En estos tiempos de aldea global, la prensa escrita no solo brega por sobrevivir ante la expansión del uso e influencia de los medios digitales en manos y control colectivo, sino también por preservar su compromiso de divulgar hechos, y opiniones bajo el abanico de eso que llaman verdad objetiva.
Por el acelerado avance y transformación de la tecnología de la comunicación, puede decirse que el mundo pasa con facilidad por el hoyo de una aguja, tanto así que cualquier suceso se transmite al globo terráqueo a través de cámara y audio manipulado por ciudadanos ordinarios.
La profesión de periodista pierde importancia porque todos pueden serlo y lo son, si ese quehacer se limita a difundir hechos que consideran relevantes, aun sin comprobar que son ciertos o lo que es peor, convencidos de que se trata de una información tóxica.
Ninguna ley de control de lo que se difunde por las redes controlará a miles de millones que transmiten o se expresan sin ningún tipo de condicionante ético o jurídico, pero con el poder de llegar a todo el mundo desde un aparato celular.
Los oleajes virales son en su mayoría controlados por grupos de poder político, económico, sociales o corporativos, lo que constituye la nueva forma de manipulación de las masas, tan efectiva que asombraría a Joseph Goebbels, jefe del Ministerio del Reich para la Ilustración Pública y Propaganda, si llegara a resucitar.
¿Qué es la verdad? ¿Cómo identificarla? Poder comprobar la veracidad absoluta de una información puede ser una quimera, porque la realidad, aunque se configura como objetiva, es decir, independiente a la voluntad de quien la describe, puede ser esencialmente relativa e innominada.

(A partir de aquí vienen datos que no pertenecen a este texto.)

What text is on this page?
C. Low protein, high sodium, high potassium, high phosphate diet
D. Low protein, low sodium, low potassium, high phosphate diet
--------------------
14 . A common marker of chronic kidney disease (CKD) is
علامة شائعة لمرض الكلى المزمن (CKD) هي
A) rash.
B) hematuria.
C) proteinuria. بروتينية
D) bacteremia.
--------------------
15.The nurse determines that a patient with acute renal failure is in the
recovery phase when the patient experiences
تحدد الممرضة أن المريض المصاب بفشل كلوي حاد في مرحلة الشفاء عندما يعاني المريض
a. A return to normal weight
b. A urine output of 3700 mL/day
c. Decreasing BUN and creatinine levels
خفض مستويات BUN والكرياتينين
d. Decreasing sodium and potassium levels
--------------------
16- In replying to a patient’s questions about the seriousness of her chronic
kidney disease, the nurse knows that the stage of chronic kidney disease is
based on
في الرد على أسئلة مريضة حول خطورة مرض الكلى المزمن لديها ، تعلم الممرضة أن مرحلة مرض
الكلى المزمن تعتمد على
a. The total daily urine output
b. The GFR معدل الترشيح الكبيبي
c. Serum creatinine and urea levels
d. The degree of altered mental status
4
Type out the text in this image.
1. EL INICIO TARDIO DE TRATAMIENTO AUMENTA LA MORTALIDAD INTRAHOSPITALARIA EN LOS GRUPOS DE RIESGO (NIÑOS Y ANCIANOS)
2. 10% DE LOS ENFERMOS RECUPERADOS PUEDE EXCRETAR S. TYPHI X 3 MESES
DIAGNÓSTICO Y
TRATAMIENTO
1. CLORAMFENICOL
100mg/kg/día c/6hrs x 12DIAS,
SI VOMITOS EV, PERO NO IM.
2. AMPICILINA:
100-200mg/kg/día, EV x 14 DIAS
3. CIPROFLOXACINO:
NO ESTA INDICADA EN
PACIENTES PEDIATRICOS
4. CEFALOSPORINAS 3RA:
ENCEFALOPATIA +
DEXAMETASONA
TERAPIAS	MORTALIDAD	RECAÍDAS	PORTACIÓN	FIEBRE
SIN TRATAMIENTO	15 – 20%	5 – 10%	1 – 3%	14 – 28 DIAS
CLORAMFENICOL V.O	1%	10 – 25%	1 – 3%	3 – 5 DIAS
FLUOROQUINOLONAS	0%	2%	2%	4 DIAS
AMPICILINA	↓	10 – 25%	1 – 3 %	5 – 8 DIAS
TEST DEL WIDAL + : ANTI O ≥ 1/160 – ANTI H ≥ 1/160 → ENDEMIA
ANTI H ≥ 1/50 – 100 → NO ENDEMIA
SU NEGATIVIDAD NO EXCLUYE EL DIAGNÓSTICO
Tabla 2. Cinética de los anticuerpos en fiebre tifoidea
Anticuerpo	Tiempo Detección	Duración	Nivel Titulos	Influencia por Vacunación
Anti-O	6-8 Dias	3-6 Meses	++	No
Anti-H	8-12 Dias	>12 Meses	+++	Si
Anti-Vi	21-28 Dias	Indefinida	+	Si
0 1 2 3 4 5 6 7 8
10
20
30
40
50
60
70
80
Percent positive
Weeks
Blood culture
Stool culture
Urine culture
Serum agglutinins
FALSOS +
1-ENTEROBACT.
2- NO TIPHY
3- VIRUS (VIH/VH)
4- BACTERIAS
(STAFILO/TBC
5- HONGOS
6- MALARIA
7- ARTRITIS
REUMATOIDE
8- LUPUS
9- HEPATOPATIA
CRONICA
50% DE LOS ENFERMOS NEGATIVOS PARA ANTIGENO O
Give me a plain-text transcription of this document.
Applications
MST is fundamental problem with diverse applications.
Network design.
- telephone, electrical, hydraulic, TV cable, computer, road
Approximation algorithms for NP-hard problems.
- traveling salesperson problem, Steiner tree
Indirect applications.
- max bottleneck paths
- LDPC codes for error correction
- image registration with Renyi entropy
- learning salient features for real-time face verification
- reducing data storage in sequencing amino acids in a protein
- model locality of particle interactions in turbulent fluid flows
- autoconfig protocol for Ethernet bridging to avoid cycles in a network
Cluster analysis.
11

El verdadero poder no está en pretender mentir o acercarse a esa realidad objetiva, sino en la administración de la información, porque quien lo ejerce tiene licencia para manipular los hechos o reencauzar opiniones y sentimientos para lograr una comunicación de retorno conforme a los intereses que promueve o defiende.
Ese poder manipulador al que hago alusión ha sido el que dividió a los periodistas y comunicadores entre “bocinas” e “imparciales”, como forma de descartar o desdibujar la información u opinión que emane de una fuente ideológica contraria a sus pregones mediáticos.
El mejor ejemplo es la suspensión de los comicios del 16 de febrero, sobre la cual se diseñó un ramillete de noticias falsas e insidiosas que logró cambiar la percepción de un colectivo social al que emocionalmente fue trasladado desde Altos de Chavón a la Plaza de la Bandera.
Pese a que una investigación de la OEA determinó que desde el poder no se atentó contra esas elecciones, ninguno de los “comunicadores imparciales” o “líderes de opinión” admitió que consciente o a propia voluntad manipuló noticias falsas.